Handball WM
DHB-Frauen zum WM-Auftakt gegen Dänemark

Die DHB-Frauen wollen bei der WM in China auch ohne die Routiniers Jurack und Krause die Hauptrunde erreichen. Das Team um Coach Osmann trifft zum Auftakt auf Dänemark.

Die Halle war kalt, der Jetlag raubte den Schlaf und die Generalprobe geriet zum Reinfall - doch mit der Glücksfahne der goldenen Männer-WM 2007 im Gepäck wollen die deutschen Handballerinnen im fernen China nach holpriger Vorbereitung ihr ganz eigenes Glück finden. Im Hotelflur hat die Mannschaft von Bundestrainer Rainer Osmann die große Deutschlandflagge aufgehängt und damit gleich mal ein Zeichen gesetzt gegen die beiden Wimpel der Däninnen, die in Wuxi nicht nur auf der gleichen Etage wohnen, sondern am heutigen Samstag (14.00 Uhr MEZ, live bei Eurosport) auch erster Gruppengegner der deutschen Mannschaft sind.

Dann sollen auch die Reisestrapazen und die Zeitverschiebung nach der recht späten Ankunft am Dienstag überwunden sein, die im letzten Test gegen den Olympia-Vierten Ungarn am Donnerstag (19:24) noch deutlich zu spüren waren. "Unsere Akklimatisierung wird im Laufe des Freitags abgeschlossen sein, gegen Dänemark werden wir in einer anderen körperlichen Verfassung sein", sagte Rainer Osmann und kündigte an: "Wenn es am Samstag um etwas geht, brennt die Luft. Da werden sich alle zerreißen." Auch die Veranstalter haben zugesagt, dass die 5 000 Zuschauer fassende Arena im Gegensatz zu den ersten Trainingstagen dann richtig beheizt sein soll.

Geist der Männer-WM als Ansporn

Und ein bisschen soll dann auch der Geist der Männer-WM vor zwei Jahren das deutsche Team anspornen. Die schwarz-rot-goldene Glücksfahne hing damals im Zimmer von Nationalspieler Dominik Klein, und der hat sie nun seiner Frau, Rechtsaußen Isabell, mit auf die Reise nach China gegeben. "Mit der kann nichts schiefgehen", sagt Kapitänin Nina Wörz.
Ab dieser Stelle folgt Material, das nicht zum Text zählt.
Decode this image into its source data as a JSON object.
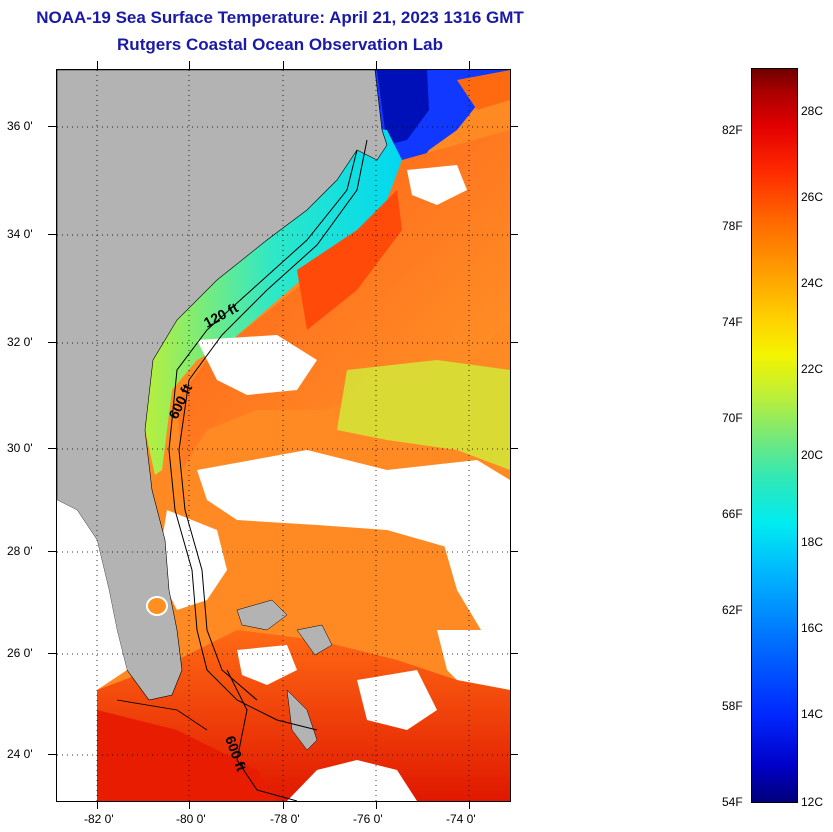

In der wechselhaften Vorbereitung gab es in Schwerin immerhin schon mal einen Erfolg gegen Dänemark (31:27). Für Rainer Osmann hat das Duell bereits so etwas wie Endspielcharakter, könne man sich hier doch den Schwung für die gesamte WM holen. In der schwierigen Vorrundengruppe A sind am Sonntag Kongo und am Montag Brasilien (beide 10.00 Uhr) die nächsten Gegner. Nach einem Ruhetag folgen die Begegnungen mit Schweden (Mittwoch/14.00 Uhr) und Frankreich (Donnerstag/12.00 Uhr). Die drei besten Mannschaften aus der Gruppe qualifizieren sich für die Hauptrunde.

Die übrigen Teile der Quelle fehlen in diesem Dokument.